Which makes the decision to pit her against AJ Lee more than welcome. AJ’s feud with Paige started out looking promising but the two never really clicked as regular foes. Part of the problem was that the writing wasn’t particularly strong. Instead of being presented as rivals of equal ability who’s rivalry was more about respect than dislike (a standard wrestling plot, but one proven to work more often than not) they were booked to become friends before Paige went mad and started mimicking AJ’s mannerisms and acting as though she were in love with her.

That sort of story can work. It was a massive success for Mickie James and Trish Stratus in 2006, for example. But then it worked because it was given longer to develop and was presented as something other than a token women’s feud. It wasn’t the right approach for AJ and Paige. They would have been better served in a scenario that allowed fans to pick a side and cheer for their preferred wrestler, rather than trying to force people to boo one over the other. Longer, better planned matches would likely have helped too.

A woman in need of new opponents.
AJ facing Nikki gives us a new match and a new story. It also gives us a situation where one woman is someone fans will want to boo and the other is someone they’ll want to cheer. Judging by how Nikki’s been treated over the last few months it seems safe to assume WWE will give their match or matches longer than the AJ v Paige encounters. That’s something AJ has warranted for a long time and it’s something she’ll hopefully make the most of.

Looking at the current state of the Divas division it doesn’t seem inconceivable that WWE is setting Brie (Mode) Bella up for a Divas title reign. The Bellas’ feud has been presented as higher profile than the Divas title over the last couple of months, subtly positioning the twins as the real stars of the scene despite AJ’s grasp on the gold. Brie is currently spending a month as her sister’s assistant (due to a stipulation that could well be the lovechild of Vince Russo and various episodes of Seinfeld) and will clearly become more downtrodden as the weeks pass.
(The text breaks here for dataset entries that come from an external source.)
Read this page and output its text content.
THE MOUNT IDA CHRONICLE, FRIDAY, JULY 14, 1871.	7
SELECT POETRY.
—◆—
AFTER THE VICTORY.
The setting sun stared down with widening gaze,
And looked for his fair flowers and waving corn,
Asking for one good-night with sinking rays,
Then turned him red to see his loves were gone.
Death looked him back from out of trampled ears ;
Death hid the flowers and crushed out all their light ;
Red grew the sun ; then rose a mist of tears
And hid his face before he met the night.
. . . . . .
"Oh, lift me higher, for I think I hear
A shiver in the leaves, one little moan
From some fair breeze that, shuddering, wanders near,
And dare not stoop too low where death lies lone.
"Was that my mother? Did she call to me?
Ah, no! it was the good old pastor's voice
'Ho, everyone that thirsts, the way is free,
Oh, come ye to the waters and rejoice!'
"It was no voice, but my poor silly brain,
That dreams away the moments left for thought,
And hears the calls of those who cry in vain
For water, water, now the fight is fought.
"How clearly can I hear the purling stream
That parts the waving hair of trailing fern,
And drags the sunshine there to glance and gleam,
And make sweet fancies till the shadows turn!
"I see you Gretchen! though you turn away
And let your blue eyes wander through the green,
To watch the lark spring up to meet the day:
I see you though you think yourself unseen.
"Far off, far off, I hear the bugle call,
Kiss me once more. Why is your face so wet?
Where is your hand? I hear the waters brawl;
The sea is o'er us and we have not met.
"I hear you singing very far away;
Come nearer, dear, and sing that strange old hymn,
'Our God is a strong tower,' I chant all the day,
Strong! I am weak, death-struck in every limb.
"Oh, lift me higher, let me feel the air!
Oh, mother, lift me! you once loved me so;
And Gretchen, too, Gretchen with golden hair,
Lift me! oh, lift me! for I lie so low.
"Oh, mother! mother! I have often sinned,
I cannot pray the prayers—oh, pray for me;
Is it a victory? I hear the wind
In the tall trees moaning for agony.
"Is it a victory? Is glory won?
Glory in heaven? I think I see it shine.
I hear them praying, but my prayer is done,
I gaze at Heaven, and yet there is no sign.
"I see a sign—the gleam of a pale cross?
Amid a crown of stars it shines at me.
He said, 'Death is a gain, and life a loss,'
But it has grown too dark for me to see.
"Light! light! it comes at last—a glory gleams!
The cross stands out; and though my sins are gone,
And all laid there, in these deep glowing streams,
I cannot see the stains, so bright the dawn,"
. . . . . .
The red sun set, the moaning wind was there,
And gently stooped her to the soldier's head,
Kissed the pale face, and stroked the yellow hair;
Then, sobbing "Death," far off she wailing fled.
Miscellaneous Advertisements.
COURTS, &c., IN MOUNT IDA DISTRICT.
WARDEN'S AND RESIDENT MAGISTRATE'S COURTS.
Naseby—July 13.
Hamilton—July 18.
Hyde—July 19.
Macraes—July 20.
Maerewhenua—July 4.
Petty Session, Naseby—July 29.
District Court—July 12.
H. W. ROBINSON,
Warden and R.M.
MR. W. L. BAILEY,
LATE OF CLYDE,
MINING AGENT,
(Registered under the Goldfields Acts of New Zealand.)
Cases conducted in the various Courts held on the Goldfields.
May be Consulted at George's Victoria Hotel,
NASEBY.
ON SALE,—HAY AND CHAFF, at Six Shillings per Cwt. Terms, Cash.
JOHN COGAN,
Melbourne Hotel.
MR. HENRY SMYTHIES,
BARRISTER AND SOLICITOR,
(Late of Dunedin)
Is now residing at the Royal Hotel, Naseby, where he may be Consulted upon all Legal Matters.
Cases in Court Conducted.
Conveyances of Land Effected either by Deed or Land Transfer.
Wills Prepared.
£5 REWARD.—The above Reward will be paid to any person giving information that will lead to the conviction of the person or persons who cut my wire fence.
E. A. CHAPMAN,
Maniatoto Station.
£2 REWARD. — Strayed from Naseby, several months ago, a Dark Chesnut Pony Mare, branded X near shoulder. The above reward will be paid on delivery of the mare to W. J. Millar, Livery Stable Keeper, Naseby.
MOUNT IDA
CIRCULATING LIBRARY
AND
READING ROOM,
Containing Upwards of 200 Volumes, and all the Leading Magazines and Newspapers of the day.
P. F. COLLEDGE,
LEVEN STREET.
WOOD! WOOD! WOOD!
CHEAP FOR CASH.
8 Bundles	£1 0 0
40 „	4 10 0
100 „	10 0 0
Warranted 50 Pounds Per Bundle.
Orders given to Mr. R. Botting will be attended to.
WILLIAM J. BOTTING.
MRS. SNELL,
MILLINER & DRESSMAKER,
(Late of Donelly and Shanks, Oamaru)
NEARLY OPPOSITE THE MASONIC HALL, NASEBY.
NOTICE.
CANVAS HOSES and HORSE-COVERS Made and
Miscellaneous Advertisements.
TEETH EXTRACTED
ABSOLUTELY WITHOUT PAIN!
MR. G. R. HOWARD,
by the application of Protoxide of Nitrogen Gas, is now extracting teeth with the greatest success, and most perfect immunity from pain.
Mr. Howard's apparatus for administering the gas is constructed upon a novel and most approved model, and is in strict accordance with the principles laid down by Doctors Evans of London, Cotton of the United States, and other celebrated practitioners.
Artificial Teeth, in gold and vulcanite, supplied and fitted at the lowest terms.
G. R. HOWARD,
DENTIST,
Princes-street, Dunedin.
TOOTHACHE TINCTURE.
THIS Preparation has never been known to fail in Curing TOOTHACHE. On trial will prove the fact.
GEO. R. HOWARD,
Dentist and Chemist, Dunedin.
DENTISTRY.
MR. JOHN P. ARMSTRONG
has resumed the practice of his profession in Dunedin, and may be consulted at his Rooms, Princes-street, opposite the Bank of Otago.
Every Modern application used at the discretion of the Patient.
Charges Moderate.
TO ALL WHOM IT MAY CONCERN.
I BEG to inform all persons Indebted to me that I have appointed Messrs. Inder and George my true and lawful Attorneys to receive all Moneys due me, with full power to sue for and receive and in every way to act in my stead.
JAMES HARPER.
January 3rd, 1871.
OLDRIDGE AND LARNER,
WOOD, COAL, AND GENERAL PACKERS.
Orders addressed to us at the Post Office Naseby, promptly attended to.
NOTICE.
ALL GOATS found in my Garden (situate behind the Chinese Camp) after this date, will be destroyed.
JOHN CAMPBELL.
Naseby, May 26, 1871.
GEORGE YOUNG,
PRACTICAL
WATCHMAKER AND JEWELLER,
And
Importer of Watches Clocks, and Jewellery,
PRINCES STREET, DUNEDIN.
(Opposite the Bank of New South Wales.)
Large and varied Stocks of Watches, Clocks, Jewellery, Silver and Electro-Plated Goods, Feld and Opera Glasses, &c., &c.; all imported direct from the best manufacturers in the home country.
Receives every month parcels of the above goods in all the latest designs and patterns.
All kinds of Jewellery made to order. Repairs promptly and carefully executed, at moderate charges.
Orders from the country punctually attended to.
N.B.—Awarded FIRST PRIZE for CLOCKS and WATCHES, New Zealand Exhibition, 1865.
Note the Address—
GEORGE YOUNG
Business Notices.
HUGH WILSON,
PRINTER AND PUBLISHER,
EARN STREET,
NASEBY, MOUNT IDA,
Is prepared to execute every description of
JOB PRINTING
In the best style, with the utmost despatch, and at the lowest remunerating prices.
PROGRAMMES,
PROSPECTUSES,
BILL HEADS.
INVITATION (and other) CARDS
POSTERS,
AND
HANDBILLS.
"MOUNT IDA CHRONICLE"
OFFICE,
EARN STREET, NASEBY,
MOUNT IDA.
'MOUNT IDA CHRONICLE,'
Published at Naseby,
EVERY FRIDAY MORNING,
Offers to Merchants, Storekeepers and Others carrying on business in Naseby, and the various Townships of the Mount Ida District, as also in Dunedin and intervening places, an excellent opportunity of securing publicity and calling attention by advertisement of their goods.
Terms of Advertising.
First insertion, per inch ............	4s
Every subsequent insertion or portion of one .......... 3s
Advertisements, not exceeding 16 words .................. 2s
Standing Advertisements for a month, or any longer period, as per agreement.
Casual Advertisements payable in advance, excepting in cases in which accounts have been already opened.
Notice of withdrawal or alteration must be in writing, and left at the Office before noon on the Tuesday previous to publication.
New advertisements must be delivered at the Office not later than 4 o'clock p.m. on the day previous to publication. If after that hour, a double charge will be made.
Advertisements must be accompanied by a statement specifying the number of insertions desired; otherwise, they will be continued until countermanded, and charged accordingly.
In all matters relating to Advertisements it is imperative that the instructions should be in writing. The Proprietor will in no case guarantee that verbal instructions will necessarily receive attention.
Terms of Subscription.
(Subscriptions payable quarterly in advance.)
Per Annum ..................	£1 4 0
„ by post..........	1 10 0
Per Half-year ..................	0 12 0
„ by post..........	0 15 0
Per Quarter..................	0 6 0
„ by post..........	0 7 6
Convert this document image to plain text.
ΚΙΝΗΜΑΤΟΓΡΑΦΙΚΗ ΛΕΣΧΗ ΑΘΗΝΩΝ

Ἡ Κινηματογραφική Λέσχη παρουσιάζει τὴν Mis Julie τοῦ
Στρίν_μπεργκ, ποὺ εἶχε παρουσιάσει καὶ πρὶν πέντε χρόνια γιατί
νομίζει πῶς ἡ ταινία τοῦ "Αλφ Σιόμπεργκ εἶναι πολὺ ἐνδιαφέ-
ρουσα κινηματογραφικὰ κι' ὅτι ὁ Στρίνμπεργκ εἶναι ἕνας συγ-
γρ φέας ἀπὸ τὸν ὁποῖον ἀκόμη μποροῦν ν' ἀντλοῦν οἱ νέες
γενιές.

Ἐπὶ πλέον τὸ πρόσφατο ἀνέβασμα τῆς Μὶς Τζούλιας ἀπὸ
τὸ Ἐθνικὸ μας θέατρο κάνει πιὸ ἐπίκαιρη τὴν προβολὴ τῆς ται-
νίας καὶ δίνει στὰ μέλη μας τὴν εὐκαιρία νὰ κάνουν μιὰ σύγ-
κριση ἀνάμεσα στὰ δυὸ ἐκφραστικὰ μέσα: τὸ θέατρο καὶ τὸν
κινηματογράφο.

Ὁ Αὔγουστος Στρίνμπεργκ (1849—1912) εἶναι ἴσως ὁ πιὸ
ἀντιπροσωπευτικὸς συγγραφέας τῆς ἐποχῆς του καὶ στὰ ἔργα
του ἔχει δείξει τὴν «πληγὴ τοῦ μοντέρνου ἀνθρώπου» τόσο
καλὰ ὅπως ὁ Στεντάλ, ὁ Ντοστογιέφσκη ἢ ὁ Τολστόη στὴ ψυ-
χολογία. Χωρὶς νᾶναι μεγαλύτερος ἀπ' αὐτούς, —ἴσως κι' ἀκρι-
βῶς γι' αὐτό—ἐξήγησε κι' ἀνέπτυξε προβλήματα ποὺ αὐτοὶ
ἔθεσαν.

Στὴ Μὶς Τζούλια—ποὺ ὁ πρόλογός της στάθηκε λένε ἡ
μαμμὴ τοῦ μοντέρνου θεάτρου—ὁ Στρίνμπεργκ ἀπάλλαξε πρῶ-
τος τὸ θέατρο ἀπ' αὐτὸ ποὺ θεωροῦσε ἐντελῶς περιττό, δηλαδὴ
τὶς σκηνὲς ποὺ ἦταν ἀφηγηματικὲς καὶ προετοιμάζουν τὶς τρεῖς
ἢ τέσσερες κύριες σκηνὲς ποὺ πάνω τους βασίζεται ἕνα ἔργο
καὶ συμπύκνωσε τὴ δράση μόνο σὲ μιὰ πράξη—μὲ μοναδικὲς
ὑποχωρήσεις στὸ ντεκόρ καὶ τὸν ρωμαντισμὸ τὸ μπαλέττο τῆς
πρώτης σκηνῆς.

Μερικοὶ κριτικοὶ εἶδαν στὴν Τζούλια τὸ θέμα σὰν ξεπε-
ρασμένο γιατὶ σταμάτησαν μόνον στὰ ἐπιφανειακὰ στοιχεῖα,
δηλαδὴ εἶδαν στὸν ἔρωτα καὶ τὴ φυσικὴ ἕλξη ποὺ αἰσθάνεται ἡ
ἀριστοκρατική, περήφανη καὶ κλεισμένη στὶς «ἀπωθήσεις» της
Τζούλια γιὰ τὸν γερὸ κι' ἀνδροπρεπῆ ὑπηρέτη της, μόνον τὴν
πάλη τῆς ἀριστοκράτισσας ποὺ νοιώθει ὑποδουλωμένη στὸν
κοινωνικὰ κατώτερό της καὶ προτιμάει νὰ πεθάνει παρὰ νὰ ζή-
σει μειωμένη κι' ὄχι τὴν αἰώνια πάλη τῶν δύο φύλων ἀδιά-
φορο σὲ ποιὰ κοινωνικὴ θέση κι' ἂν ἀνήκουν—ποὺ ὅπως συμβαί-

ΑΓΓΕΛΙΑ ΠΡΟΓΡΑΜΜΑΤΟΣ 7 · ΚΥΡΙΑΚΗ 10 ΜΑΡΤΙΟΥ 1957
Either Brie could be forced to help Nikki become the Divas champion and then be the next one to challenge her for it, or she could cost her the title, continue the sister versus sister programme, and pick up the title from AJ in a three-way.

Neither would be the worst sequence in the world, but by the end of the Nikki and Brie programme whoever had the championship would need some fresh opponents. Right now the women’s division only really has four characters in it: Nikki, Brie, Paige and AJ. While the sisters are locked up with AJ WWE should use ‘The Anti-Diva’ to help turn some of the current no-namers on the roster into characters people care about. They’ve made a stab at this with Alicia Fox, and could follow up with the likes of Emma, Summer Rae and Naomi, three women who already have the foundations of individual characters but just need some screen time with people we’re more familiar with.

Bubbles but not much character.
The specifics of the characters isn’t important. What matters is that they have these women interact with Paige and each other to establish characters that viewers can understand and become invested in. By the time the Brie and Nikki story finishes (which I’m assuming will be in January at the absolute latest) WWE could have a rounded group of female personalities at their disposal.

I’ve said many times before that WWE has the makings of a great women’s division. AJ, Paige, Natalya and Emma are all great wrestlers, with the Bellas being underrated after making significant improvements. If they invested time in the division they could make it mean a lot, in turn making the debuts of the likes of Charlotte, Bayley and Sasha Banks mean more when they come. Now is the time to start that, and as bizarre as it is to say the Bellas are the ones to get the ball rolling.